NVIDIA / NVFlare

NVIDIA Federated Learning Application Runtime Environment
https://nvidia.github.io/NVFlare/
Apache License 2.0
596 stars 170 forks source link

[BUG] Assertion Error while running xgboost example #2791

Closed hwpang closed 2 weeks ago

hwpang commented 1 month ago

Describe the bug I am a new user to NVFlare. I tried running the example at ~/NVFlare/examples/advanced/xgboost/histogram-based, but I encountered the following error:

  File "/home/haowei/miniforge3/envs/nvflare_env/lib/python3.10/site-packages/nvflare/app_opt/xgboost/histogram_based/executor.py", line 277, in train
    with xgb.collective.CommunicatorContext(**communicator_env):
  File "/home/haowei/miniforge3/envs/nvflare_env/lib/python3.10/site-packages/xgboost/collective.py", line 280, in __enter__
    assert is_distributed()
AssertionError

To Reproduce Steps to reproduce the behavior:

  1. Go to ~/NVFlare/examples/advanced/xgboost and run prepare_data.sh and prepare_job_config.sh
  2. Go into histogram-based folder and run run_experiment_simulator.sh
  3. See the same error trace

Expected behavior Expected to complete the example without error.

Desktop (please complete the following information):

This seems to be related to https://github.com/dmlc/xgboost/pull/10503. However, note that I am using version of xgboost 2.1.1, which should contain the patch fix.

YuanTingHsieh commented 1 month ago

@hwpang hello, thanks for raising the issue.

Yes, the xgboost's repo's federated API has been changing in their newer releases. We have been working with them closely.
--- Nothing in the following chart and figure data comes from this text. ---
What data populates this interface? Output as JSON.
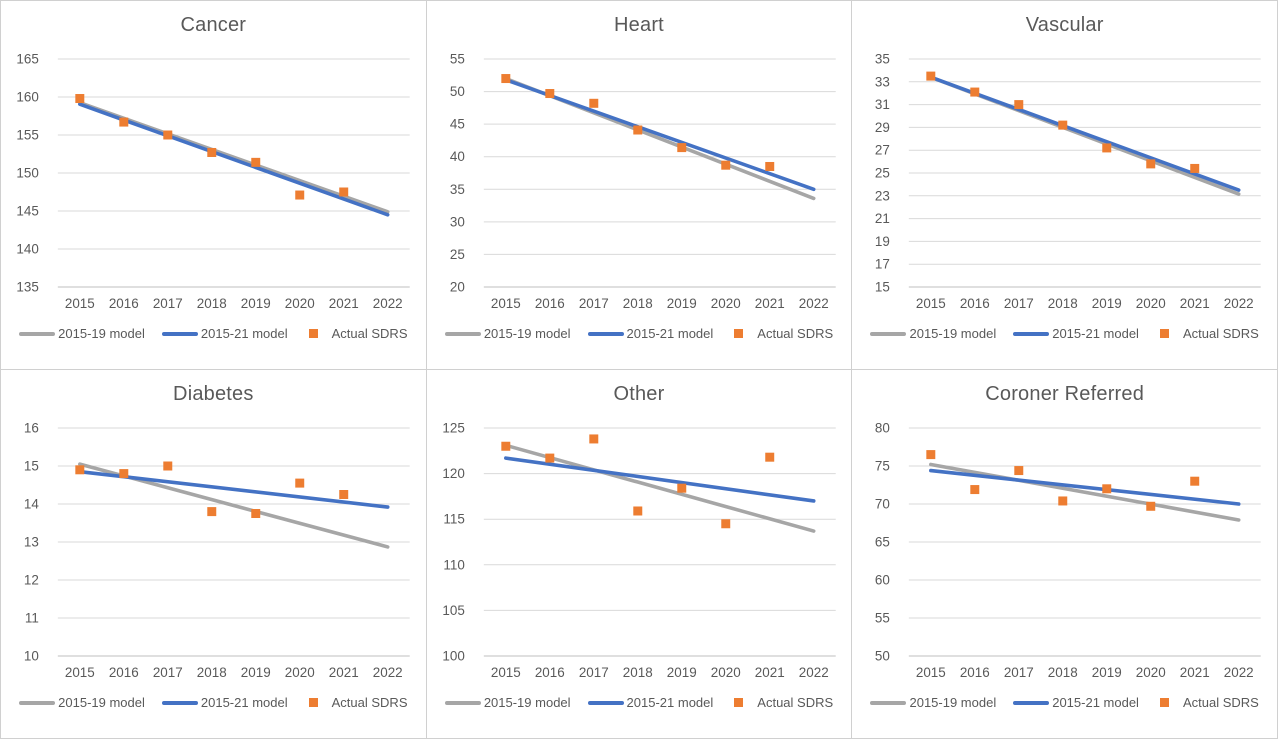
{
  "colors": {
    "gray": "#a6a6a6",
    "blue": "#4472c4",
    "orange": "#ed7d31",
    "grid": "#d9d9d9",
    "axis": "#bfbfbf",
    "text": "#595959"
  },
  "legend": {
    "items": [
      "2015-19 model",
      "2015-21 model",
      "Actual SDRS"
    ]
  },
  "chart_data": [
    {
      "type": "line",
      "title": "Cancer",
      "categories": [
        "2015",
        "2016",
        "2017",
        "2018",
        "2019",
        "2020",
        "2021",
        "2022"
      ],
      "xlabel": "",
      "ylabel": "",
      "ylim": [
        135,
        165
      ],
      "ytick_step": 5,
      "grid": true,
      "legend_position": "bottom",
      "series": [
        {
          "name": "2015-19 model",
          "kind": "line",
          "color": "gray",
          "x": [
            2015,
            2022
          ],
          "values": [
            159.25,
            144.9
          ]
        },
        {
          "name": "2015-21 model",
          "kind": "line",
          "color": "blue",
          "x": [
            2015,
            2022
          ],
          "values": [
            159.05,
            144.5
          ]
        },
        {
          "name": "Actual SDRS",
          "kind": "scatter",
          "color": "orange",
          "x": [
            2015,
            2016,
            2017,
            2018,
            2019,
            2020,
            2021
          ],
          "values": [
            159.8,
            156.7,
            155.0,
            152.7,
            151.4,
            147.1,
            147.5
          ]
        }
      ]
    },
    {
      "type": "line",
      "title": "Heart",
      "categories": [
        "2015",
        "2016",
        "2017",
        "2018",
        "2019",
        "2020",
        "2021",
        "2022"
      ],
      "xlabel": "",
      "ylabel": "",
      "ylim": [
        20,
        55
      ],
      "ytick_step": 5,
      "grid": true,
      "legend_position": "bottom",
      "series": [
        {
          "name": "2015-19 model",
          "kind": "line",
          "color": "gray",
          "x": [
            2015,
            2022
          ],
          "values": [
            52.0,
            33.6
          ]
        },
        {
          "name": "2015-21 model",
          "kind": "line",
          "color": "blue",
          "x": [
            2015,
            2022
          ],
          "values": [
            51.8,
            35.0
          ]
        },
        {
          "name": "Actual SDRS",
          "kind": "scatter",
          "color": "orange",
          "x": [
            2015,
            2016,
            2017,
            2018,
            2019,
            2020,
            2021
          ],
          "values": [
            52.0,
            49.7,
            48.2,
            44.1,
            41.4,
            38.7,
            38.5
          ]
        }
      ]
    },
    {
      "type": "line",
      "title": "Vascular",
      "categories": [
        "2015",
        "2016",
        "2017",
        "2018",
        "2019",
        "2020",
        "2021",
        "2022"
      ],
      "xlabel": "",
      "ylabel": "",
      "ylim": [
        15,
        35
      ],
      "ytick_step": 2,
      "grid": true,
      "legend_position": "bottom",
      "series": [
        {
          "name": "2015-19 model",
          "kind": "line",
          "color": "gray",
          "x": [
            2015,
            2022
          ],
          "values": [
            33.4,
            23.15
          ]
        },
        {
          "name": "2015-21 model",
          "kind": "line",
          "color": "blue",
          "x": [
            2015,
            2022
          ],
          "values": [
            33.4,
            23.5
          ]
        },
        {
          "name": "Actual SDRS",
          "kind": "scatter",
          "color": "orange",
          "x": [
            2015,
            2016,
            2017,
            2018,
            2019,
            2020,
            2021
          ],
          "values": [
            33.5,
            32.1,
            31.0,
            29.2,
            27.2,
            25.8,
            25.4
          ]
        }
      ]
    },
    {
      "type": "line",
      "title": "Diabetes",
      "categories": [
        "2015",
        "2016",
        "2017",
        "2018",
        "2019",
        "2020",
        "2021",
        "2022"
      ],
      "xlabel": "",
      "ylabel": "",
      "ylim": [
        10,
        16
      ],
      "ytick_step": 1,
      "grid": true,
      "legend_position": "bottom",
      "series": [
        {
          "name": "2015-19 model",
          "kind": "line",
          "color": "gray",
          "x": [
            2015,
            2022
          ],
          "values": [
            15.05,
            12.87
          ]
        },
        {
          "name": "2015-21 model",
          "kind": "line",
          "color": "blue",
          "x": [
            2015,
            2022
          ],
          "values": [
            14.85,
            13.92
          ]
        },
        {
          "name": "Actual SDRS",
          "kind": "scatter",
          "color": "orange",
          "x": [
            2015,
            2016,
            2017,
            2018,
            2019,
            2020,
            2021
          ],
          "values": [
            14.9,
            14.8,
            15.0,
            13.8,
            13.75,
            14.55,
            14.25
          ]
        }
      ]
    },
    {
      "type": "line",
      "title": "Other",
      "categories": [
        "2015",
        "2016",
        "2017",
        "2018",
        "2019",
        "2020",
        "2021",
        "2022"
      ],
      "xlabel": "",
      "ylabel": "",
      "ylim": [
        100,
        125
      ],
      "ytick_step": 5,
      "grid": true,
      "legend_position": "bottom",
      "series": [
        {
          "name": "2015-19 model",
          "kind": "line",
          "color": "gray",
          "x": [
            2015,
            2022
          ],
          "values": [
            123.1,
            113.7
          ]
        },
        {
          "name": "2015-21 model",
          "kind": "line",
          "color": "blue",
          "x": [
            2015,
            2022
          ],
          "values": [
            121.7,
            117.0
          ]
        },
        {
          "name": "Actual SDRS",
          "kind": "scatter",
          "color": "orange",
          "x": [
            2015,
            2016,
            2017,
            2018,
            2019,
            2020,
            2021
          ],
          "values": [
            123.0,
            121.7,
            123.8,
            115.9,
            118.4,
            114.5,
            121.8
          ]
        }
      ]
    },
    {
      "type": "line",
      "title": "Coroner Referred",
      "categories": [
        "2015",
        "2016",
        "2017",
        "2018",
        "2019",
        "2020",
        "2021",
        "2022"
      ],
      "xlabel": "",
      "ylabel": "",
      "ylim": [
        50,
        80
      ],
      "ytick_step": 5,
      "grid": true,
      "legend_position": "bottom",
      "series": [
        {
          "name": "2015-19 model",
          "kind": "line",
          "color": "gray",
          "x": [
            2015,
            2022
          ],
          "values": [
            75.2,
            67.9
          ]
        },
        {
          "name": "2015-21 model",
          "kind": "line",
          "color": "blue",
          "x": [
            2015,
            2022
          ],
          "values": [
            74.4,
            70.0
          ]
        },
        {
          "name": "Actual SDRS",
          "kind": "scatter",
          "color": "orange",
          "x": [
            2015,
            2016,
            2017,
            2018,
            2019,
            2020,
            2021
          ],
          "values": [
            76.5,
            71.9,
            74.4,
            70.4,
            72.0,
            69.7,
            73.0
          ]
        }
      ]
    }
  ]
}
We are working on updating our examples to accompany that.

Right now, please either use one of the following: (1) NVFlare main branch + xgboost from this: https://s3-us-west-2.amazonaws.com/xgboost-nightly-builds/list.html?prefix=federated-secure/ (2) NVFlare 2.4.0 with xgboost 2.0.3

YuanTingHsieh commented 3 weeks ago

Ok, after our fixes, please use one of the following: (1) NVFlare main branch + xgboost from this: https://s3-us-west-2.amazonaws.com/xgboost-nightly-builds/list.html?prefix=federated-secure/ (2) NVFlare 2.4 branch with xgboost 2.1.1

hwpang commented 2 weeks ago

Thanks, this works!